Cisco, a company which manufactures and sells networking and high-technology products, is calling attention to a new malware software that seeks to gain access to your money. Talos, Cisco’s threat-intelligence team, says there is a new version of Zeus Panda malware threatening users.

According to a blog run by Talos, the Zeus Panda malware “poisons” Google search results to bring fake bank-related results to the top of a key word search. Unsuspecting users are mistakenly fooled into clicking on the malicious links.

Talos reports: Links returned by a Google search, however, are not guaranteed to be safe. In this situation, the threat actors decided to take advantage of this behavior by using Search Engine Optimization (SEO) to make their malicious links more prevalent in the search results, enabling them to target users with the Zeus Panda banking Trojan.

By poisoning the search results for specific banking related keywords, the attackers were able to effectively target specific users in a novel fashion. 

The goal is to trick the user into going to the hacked site, then accessing a Microsoft Word document. Users are asked to click on prompts such as “enable editing,” “enable content” and “macros have been disabled,” thereby initiating a download, according to Talos.

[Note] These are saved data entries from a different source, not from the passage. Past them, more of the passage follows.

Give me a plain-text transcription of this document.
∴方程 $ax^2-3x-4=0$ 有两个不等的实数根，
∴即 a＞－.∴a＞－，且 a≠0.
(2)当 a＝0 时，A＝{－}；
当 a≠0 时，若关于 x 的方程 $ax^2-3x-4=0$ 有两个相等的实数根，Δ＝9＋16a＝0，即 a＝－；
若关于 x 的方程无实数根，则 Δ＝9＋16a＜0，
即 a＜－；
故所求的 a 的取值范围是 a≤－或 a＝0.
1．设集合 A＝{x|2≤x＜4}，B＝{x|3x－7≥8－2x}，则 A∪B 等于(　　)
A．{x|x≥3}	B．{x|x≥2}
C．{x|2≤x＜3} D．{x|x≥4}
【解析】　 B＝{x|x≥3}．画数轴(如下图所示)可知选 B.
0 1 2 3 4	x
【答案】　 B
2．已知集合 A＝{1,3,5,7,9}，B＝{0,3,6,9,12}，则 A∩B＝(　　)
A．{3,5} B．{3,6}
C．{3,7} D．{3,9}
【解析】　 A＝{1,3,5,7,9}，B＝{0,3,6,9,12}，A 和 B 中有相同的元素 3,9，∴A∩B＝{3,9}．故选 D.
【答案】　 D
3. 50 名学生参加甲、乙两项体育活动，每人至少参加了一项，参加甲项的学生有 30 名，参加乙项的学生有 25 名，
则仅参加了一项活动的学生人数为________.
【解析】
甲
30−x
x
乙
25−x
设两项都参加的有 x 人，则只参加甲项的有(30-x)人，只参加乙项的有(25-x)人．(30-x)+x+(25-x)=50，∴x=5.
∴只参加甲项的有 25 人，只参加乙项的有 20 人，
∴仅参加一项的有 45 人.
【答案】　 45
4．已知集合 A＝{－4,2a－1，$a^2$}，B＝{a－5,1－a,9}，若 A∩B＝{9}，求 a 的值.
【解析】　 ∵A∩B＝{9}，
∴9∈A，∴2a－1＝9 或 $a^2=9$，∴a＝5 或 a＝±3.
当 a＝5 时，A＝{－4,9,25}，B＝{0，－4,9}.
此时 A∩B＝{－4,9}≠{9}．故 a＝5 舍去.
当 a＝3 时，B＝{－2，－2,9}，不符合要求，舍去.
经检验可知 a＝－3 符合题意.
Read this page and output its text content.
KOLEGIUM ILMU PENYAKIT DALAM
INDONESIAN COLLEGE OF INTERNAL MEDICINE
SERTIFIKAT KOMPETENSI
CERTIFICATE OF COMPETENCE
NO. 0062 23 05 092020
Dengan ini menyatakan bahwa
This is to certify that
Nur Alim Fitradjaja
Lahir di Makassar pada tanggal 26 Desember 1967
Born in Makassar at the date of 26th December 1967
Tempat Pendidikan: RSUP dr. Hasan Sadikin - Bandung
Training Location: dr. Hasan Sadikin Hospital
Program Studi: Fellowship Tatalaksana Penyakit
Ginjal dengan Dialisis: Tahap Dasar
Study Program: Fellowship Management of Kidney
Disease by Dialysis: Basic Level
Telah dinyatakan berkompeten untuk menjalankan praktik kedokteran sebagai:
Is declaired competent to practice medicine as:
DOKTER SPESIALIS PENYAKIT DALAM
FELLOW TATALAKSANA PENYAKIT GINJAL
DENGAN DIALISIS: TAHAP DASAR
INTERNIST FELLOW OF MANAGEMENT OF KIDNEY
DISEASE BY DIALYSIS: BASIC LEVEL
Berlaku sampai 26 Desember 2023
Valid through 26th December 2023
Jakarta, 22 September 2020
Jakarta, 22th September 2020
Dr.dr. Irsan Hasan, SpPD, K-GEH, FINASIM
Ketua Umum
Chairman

By targeting financially-related keyword searches that lead to infections, the attacker can “quickly obtain credentials, banking and credit card information, etc.”

“[It’s] a clever way…to serve malicious files,” a spokesperson for the internet security firm Avast told Fox News. “Although it’s not completely new, it’s rarely seen as a mechanism of spreading malware such as banking Trojans.”

To avoid infection, consumers should be cautious about clicking links or enabling macros, according to cybersecurity experts, who further warn consumers against opening unknown attachments.

The malware appears to be targeting customers in Sweden, India, Australia and Saudi Arabia for now; however, it could easily spread to other countries, according to experts.